Ugh. the Divisions with playoffs also don’t have scholarships (or at the least, don’t have nearly as many), so student athletes are motivated financially to do well in school. They don’t practices as often or as hard (the D3 champ never practiced in pads!). D1 schools practice as much as 20 hours/week (and that doesn’t count unoffical practice time that players do “on their own” like lifting/running).

Also, lower division schools don’t travel as far for games as D1 schools. No Michigan D2/3 school traveled to Oregon this year, while D1 Michigan did.

All of that adds up to a lot more time and motivation for student/athletes to devote to school.

So let’s throw out the whole “smaller divisions have playoffs and it doesn’t hurt students” nonsense.

A playoff could work with 8 teams. You need every conference to play a title game (ugh) or wipe them out entirely (yay!). Knock out 1 non-conference game, teams play 13-14 games total. But people who talk about how big money the playoff would be are ignoring the fact that the first round of a 16 team playoff would be poorly attended unless games were held at the home stadiums of higher ranked teams (which is hardly fair, given the massive home field advantage in football), because fans can’t afford to drop $2,000 or more to make 3 or 4 road trips to playoff games. It’s the same for first round NCAA hoop tourney games. Aside from the 7 and 9pm games, the arenas are half-full at best.

And Easterbrook is a clown. He constantly hops on his political hobby horses, like how awful and amoral the entertainment industry is, while at the same time needing a drool bib to talk about cheerleaders (even going to far as to invite women to help him commit adultery, or at least promiscuity). Very good example setting for the child, Gregg. Add to that how he presents his pet stats like they’re carved in stone, despite the fact that they’re often as strong as wet paper.

Dan - you realize there are no exams on the weekend right? You realize that D1 Basketball teams manage to get in roughly 4-7 games a piece during the exact same timeframe? Most of the teams take off maybe 7 days - usually a Sat to a Sat to handle this. You really see this as an insurmountable problem? Especially for “students” who are taking the types of courses football players are taking for the most part? Do you really think those guys are studying for 3 weeks between Dec 1 and Dec 20??? Really? I have some swampland I’d like you to take a look at.

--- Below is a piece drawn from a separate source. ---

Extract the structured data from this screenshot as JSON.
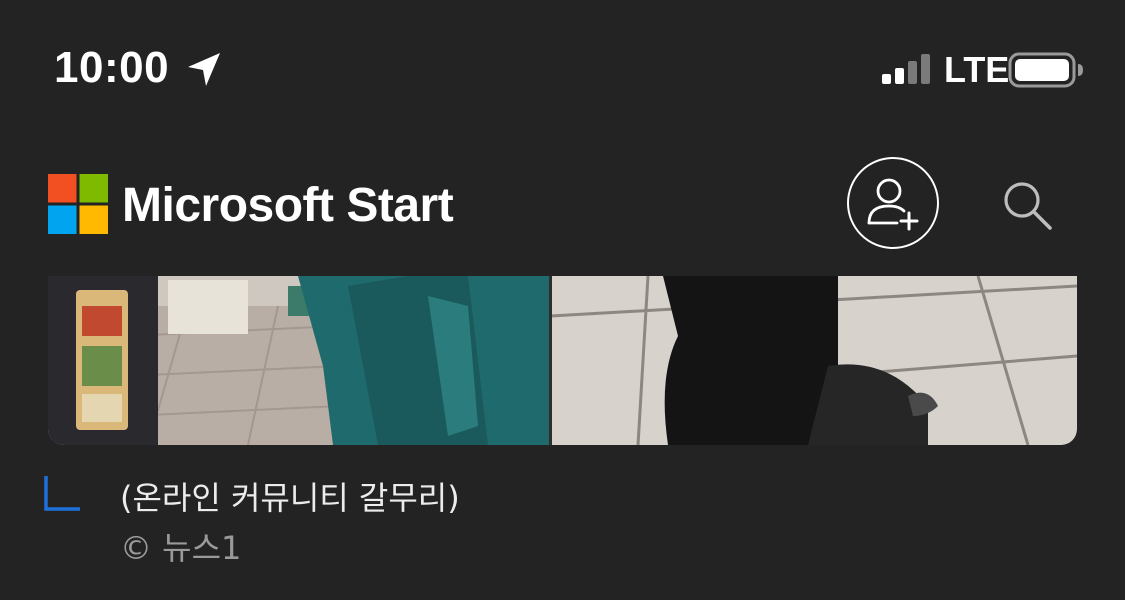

My school would sometimes schedule exams on the weekend. Finals were definitely scheduled through weekends. And while it’s true that student athletes often take a joke curriculum, I hate the idea of encouraging that by disregarding their academics even more than we do already.

When a 3.2 GPA gets you praised across the land and included in all kinds of all-academic teams while studying the rigors of sociology (the staggering favorite amongst athlete-students), anybody intelligent enough to be attending college in the first place (which is what, 80% of athletes?) could pass the damn exam DURING a game.